Fifa ohne Sepp Blatter: Der Kampf gegen Korruption beginnt erst jetzt

Acht Jahre ist Joseph Blatter gesperrt. Die Reformen stehen noch bevor: Die Fifa muss ihre Form der Demokratie überdenken und Geld anders verteilen. Ein Kommentar.

Ein Kommentar von Friedhard Teuffel

Die Fifa ohne Joseph Blatter – da hätte man sich bis vor Kurzem eher die katholische Kirche ohne Papst vorstellen können. Hatte Blatter den Internationalen Fußball-Verband nicht 1904 persönlich gegründet und sollte er ihn nicht nach dem Entdecken außerirdischen Lebens in den Fußball-Weltall-Verband umwandeln? Doch jetzt ist er für acht Jahre für alle Aktivitäten im Fußball gesperrt worden, erst mit 87 könnte er sich noch einmal als Präsident bewerben. Nicht einmal mehr über eine Fifa-Mailadresse verfügt er.

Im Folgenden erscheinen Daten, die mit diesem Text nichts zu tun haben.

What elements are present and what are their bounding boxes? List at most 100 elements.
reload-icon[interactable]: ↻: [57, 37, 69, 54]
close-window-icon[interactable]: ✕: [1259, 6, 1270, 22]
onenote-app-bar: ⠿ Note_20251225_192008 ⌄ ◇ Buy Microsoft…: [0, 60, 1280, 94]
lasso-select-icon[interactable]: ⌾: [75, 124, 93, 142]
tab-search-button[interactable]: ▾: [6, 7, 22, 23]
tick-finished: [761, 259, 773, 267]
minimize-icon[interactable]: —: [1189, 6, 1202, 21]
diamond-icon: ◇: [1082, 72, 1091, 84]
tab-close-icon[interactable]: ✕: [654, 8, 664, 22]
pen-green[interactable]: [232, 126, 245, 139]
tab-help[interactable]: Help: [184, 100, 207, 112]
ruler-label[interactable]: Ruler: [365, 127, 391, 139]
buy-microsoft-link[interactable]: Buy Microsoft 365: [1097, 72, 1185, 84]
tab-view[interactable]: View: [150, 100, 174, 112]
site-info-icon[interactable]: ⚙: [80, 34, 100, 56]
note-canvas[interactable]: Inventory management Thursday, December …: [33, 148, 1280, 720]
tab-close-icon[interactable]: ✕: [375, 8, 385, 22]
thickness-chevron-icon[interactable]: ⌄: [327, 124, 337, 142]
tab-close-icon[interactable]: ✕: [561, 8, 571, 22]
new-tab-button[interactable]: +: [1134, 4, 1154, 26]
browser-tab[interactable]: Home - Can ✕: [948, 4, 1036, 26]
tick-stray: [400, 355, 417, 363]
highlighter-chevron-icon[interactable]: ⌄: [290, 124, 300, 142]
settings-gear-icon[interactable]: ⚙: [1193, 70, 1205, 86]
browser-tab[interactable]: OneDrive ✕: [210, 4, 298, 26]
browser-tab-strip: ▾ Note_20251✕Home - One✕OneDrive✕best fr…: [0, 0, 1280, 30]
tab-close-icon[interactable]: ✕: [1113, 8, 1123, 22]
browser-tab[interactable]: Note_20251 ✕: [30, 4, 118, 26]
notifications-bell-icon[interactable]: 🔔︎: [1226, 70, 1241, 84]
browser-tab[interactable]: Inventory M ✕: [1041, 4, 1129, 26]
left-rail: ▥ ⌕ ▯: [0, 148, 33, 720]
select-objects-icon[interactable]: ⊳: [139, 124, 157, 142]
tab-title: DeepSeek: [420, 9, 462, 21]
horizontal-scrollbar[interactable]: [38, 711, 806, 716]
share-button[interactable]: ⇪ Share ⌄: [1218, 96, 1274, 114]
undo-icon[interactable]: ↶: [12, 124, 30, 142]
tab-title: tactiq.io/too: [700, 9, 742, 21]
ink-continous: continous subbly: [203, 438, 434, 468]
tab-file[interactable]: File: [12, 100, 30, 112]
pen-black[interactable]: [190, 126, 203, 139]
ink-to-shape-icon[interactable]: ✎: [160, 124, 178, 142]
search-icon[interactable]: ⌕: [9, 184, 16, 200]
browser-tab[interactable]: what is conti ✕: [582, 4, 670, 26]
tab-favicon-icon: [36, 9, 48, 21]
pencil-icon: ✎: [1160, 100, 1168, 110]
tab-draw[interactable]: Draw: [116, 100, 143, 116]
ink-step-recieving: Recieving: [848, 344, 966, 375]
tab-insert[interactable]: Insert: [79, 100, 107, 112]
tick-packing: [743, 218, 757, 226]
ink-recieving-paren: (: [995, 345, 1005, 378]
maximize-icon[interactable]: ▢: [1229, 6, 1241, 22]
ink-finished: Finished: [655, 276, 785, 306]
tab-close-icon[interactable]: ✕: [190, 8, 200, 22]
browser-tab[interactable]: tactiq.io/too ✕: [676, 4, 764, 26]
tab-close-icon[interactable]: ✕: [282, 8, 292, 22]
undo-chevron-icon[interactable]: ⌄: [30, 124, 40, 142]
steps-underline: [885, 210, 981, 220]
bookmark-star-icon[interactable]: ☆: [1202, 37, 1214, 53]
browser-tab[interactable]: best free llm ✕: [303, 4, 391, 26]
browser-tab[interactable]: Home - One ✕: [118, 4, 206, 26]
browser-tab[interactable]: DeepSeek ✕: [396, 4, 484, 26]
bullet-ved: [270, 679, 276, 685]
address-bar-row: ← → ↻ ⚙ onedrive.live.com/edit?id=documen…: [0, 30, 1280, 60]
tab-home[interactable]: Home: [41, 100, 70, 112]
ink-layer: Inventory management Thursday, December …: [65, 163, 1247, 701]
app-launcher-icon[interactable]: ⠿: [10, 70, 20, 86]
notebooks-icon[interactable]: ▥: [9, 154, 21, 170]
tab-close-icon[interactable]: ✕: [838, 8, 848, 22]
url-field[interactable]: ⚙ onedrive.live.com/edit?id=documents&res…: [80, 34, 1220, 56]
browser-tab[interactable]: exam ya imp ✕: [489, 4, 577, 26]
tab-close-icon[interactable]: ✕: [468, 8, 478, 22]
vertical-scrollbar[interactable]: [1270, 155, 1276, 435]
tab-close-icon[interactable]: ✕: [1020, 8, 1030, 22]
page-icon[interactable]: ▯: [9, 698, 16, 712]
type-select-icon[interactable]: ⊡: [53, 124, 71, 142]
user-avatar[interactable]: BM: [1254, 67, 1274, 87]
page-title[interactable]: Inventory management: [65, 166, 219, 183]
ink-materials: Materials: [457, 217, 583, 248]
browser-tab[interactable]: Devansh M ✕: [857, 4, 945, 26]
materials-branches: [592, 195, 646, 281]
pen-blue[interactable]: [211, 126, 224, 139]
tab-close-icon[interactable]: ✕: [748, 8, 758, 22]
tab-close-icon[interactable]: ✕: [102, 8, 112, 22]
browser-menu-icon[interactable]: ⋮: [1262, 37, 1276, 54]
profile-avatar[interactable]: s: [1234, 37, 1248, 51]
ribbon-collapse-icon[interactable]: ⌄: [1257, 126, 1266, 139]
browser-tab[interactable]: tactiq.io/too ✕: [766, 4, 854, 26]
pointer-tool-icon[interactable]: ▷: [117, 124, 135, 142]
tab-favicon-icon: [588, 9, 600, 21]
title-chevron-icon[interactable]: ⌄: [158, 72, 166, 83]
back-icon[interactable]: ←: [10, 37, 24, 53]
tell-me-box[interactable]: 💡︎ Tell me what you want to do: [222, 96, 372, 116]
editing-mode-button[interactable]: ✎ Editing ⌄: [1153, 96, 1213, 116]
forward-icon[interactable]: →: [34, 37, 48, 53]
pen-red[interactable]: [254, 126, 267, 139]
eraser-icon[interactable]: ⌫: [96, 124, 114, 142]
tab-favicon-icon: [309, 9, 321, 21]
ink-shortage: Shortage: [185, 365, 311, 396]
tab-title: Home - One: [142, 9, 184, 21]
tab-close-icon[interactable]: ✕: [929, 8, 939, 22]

Auf einmal wirkt es nur noch tragisch, wenn Blatter mit Pflaster unter dem Auge wie ein geschlagener Boxer sagt: „Ich komme zurück!“ Am Montag ist tatsächlich eine endlos scheinende Ära zu Ende gegangen, von seinen juristischen Einspruchsmöglichkeiten darf sich Blatter jedenfalls nicht viel versprechen. Es ist eine Zäsur im Weltsport. Und interessant daran ist nicht nur das Ergebnis, sondern auch der Spielverlauf. Denn Blatter hat sich selbst besiegt, vielleicht konnte es auch nur so zu Ende gehen.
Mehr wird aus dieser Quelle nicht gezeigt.